Enfant, Daniel Soares vivait chez sa grand-maman, au Portugal, et passait le plus clair de son temps à l’intérieur en compagnie de celle qui l’éduquait, qui lui apprenait la vie. Ses parents étaient saisonniers en Suisse – à Yverdon-les-Bains – et revenaient deux mois par année au pays. «Début janvier 1988, mon papa arrive à la maison : Daniel, tu viens avec nous en Suisse. Il venait d’obtenir son permis de séjour. Là, une nouvelle vie allait commencer.» Changement de décor pour le jeune Daniel qui s’apprête à découvrir un nouveau pays, une nouvelle culture, à six ans seulement.

Au milieu de nulle part

A Yverdon-les-Bains, Daniel Soares ne connaît personne. Il use pour la première fois d’un ballon de football afin d’occuper son temps libre et voue au fil des sessions un attrait particulier pour ce passe-temps. «Tout était nouveau pour moi. Je devais apprendre la langue, me refaire des copains. La nourriture est différente, les comportements de chacun aussi. Parfois, avec ma démarche et mon physique, je pouvais paraître un peu agressif. Je faisais peut-être peur. Mais quand je jouais au football, j’avais des copains. Au début, je tapais dans le ballon seul, et puis certains se joignaient à la partie. Au fil du temps, j’organisais un peu les matchs : je faisais les buts et le terrain avec les moyens du bord.» Et le jeune Daniel parvenait surtout à s’intégrer.

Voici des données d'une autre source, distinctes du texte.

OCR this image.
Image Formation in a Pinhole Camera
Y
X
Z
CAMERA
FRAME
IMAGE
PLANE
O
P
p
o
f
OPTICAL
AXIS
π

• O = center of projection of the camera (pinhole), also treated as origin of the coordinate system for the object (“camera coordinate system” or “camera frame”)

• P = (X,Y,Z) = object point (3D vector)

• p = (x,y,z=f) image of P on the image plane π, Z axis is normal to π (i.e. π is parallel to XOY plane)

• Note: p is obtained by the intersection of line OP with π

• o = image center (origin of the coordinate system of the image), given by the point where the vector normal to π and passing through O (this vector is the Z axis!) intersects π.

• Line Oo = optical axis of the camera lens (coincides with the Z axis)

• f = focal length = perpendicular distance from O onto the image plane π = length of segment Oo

Les habitudes de la famille Soares dans le Nord vaudois deviennent monnaie courante. Parmi celles-ci figurait celle du café pris à La Migros. «On y croisait régulièrement un homme, devenu ami de la famille. Il était entraîneur à Yverdon Sport et c’est comme ça que le lien s’est fait. En septembre 1992, après avoir tapé à de nombreuses reprises le ballon dans le quartier, j’ai décidé de débuter le football en club. J’avais 10 ans. Après le groupe PREP (pour les jeunes joueurs non licenciés), j’ai rejoint les C Inter, puis les B Inter et enfin les M16. Là, je me suis rendu compte que ce n’était pas que le football qui me faisait vivre, et j’ai dû faire des choix.»

Les ramasseurs de balle, ici entourés par Lewin Blum et Daniel Soares.

Chaque choix ses conséquences   

En apprentissage de storiste, Daniel Soares évolue en parallèle avec les M16 d’Yverdon Sport. Mais son implication pour le football diminue inversement à son engagement dans son travail. Des cours lui sont dispensés à Genève et le contraignent à manquer des entraînements. «Je commence à être remplaçant, à moins jouer. C’est là que l’on voit à quel point les choix sont importants. Mais à cette époque, il n’était pas vraiment possible de faire autrement. Ce qu’il fallait, c’est ramener de l’argent.» L’adolescent d’origine portugaise rejoint alors le Centre Portugais d’Yverdon, en 3e ligue. Loin de la carrière qu’il avait imaginée.

Le temps lui apprend que le football ne forgera pas à lui seul son avenir. Après un certain nombre d’années passées sur les terrains de ligues inférieures, il effectue ses premiers pas en tant qu’entraîneur. En 2015, Daniel Soares s’asseye pour la première fois sur un banc avec Yverdon Sport lors d’une confrontation à Champagne. «J’ai eu un plaisir fou et j’ai senti que j’étais fait pour coacher les jeunes. Je ne suis pas quelqu’un d’autoritaire, loin de là. De toute évidence je n’y arriverais pas ! (rires) Je les laisse s’exprimer, sur le terrain comme en-dehors. Je regarde jusqu’où ils peuvent aller et c’est lorsqu’ils transgressent la règle que je dis stop.»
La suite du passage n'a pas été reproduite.